Il convient de respecter leur décision de garder le silence. À une époque où les gens manifestent une curiosité sans bornes, la discrétion des soeurs possède une signification particulière. Il existe pourtant des témoignages, ceux du cardinal Stanisław Dziwisz et de l’archevêque Mieczysław Mokrzycki, qui disent que les soeurs du Sacré Coeur ont su créer dans les appartements du pape une ambiance de maison familiale, faite de chaleur, d’amitié et de gaiété. Elles ont vécu avec le Saint-Père les beaux moments et les moments difficiles de son pontificat, puis sa maladie et son départ pour l’éternité. Elles sont restées les témoins tacites de sa sainteté, de son service à l’Église et au monde.
Ange de bonté
Après son retour en Pologne en 2005, soeur Eufrozyna a continué son travail de secrétaire au bureau de l’archevêque métropolitain de Cracovie, cardinal Stanisław Dziwisz. Au printemps de 2014, sa santé s’étant dégradée, elle s’est installée dans le couvent des Soeurs servantes du Sacré-Coeur à Cracovie.
C’est là, lors des rencontres à la Maison Mère de notre Congrégation, qu’elle s’est gravée le mieux dans ma memoire. À la fin de sa vie, elle avait l’air d’une personne heureuse, très sereine, toute en prière, et en même temps toujours prête à venir en aide. Notre dernière rencontre a eu lieu il y a deux semaines, lorsqu’elle est venue voir à l’infirmerie une soeur atteinte de paralysie, Katarzyna Stępień, qui avait travaillé pendant des années à Rome, au Centre du Pontificat. J’ai appris que soeur Eufrozyna accompagnait la malade comme un Ange de bonté.

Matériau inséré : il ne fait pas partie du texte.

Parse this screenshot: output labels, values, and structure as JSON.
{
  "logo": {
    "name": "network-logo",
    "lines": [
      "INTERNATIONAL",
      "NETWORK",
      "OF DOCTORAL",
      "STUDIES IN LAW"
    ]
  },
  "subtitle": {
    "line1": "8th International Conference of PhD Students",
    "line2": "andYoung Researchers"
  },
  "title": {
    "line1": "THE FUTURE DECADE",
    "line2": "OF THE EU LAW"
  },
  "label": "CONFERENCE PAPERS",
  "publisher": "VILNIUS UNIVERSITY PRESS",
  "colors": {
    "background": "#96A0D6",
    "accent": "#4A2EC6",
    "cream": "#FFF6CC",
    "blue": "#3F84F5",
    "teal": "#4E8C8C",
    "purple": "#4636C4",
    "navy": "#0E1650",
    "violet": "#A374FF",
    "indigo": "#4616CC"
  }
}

La spiritualité de notre Congrégation a formé le coeur de soeur Eufrozyna au service du Sacré-Coeur de Jésus. Elle s’est également inspirée de Jean Paul II qui non seulement enseignait l’amour de Dieu, mais vivait cet amour au quotidien. Nous nous sentons d’une certaine façon poussés à offrir jour après jour notre vie, en faisant preuve de miséricorde envers nos frères, en utilisant le don de l’amour miséricordieux de Dieu, a-t-il dit en 2002 au Parc Blonia de Cracovie.
Soeur Eufrozyna a offert sa vie à un amour tacite et humble, qui se consume au service quotidien de Dieu et des hommes. Elle est partie vers le Seigneur le 14 août 2017. Nous espérons que le Christ Ressuscité la fera entrer dans son royaume où la seule chose qui compte est le capital du coeur, offert d’une manière désinteressée au service des hommes.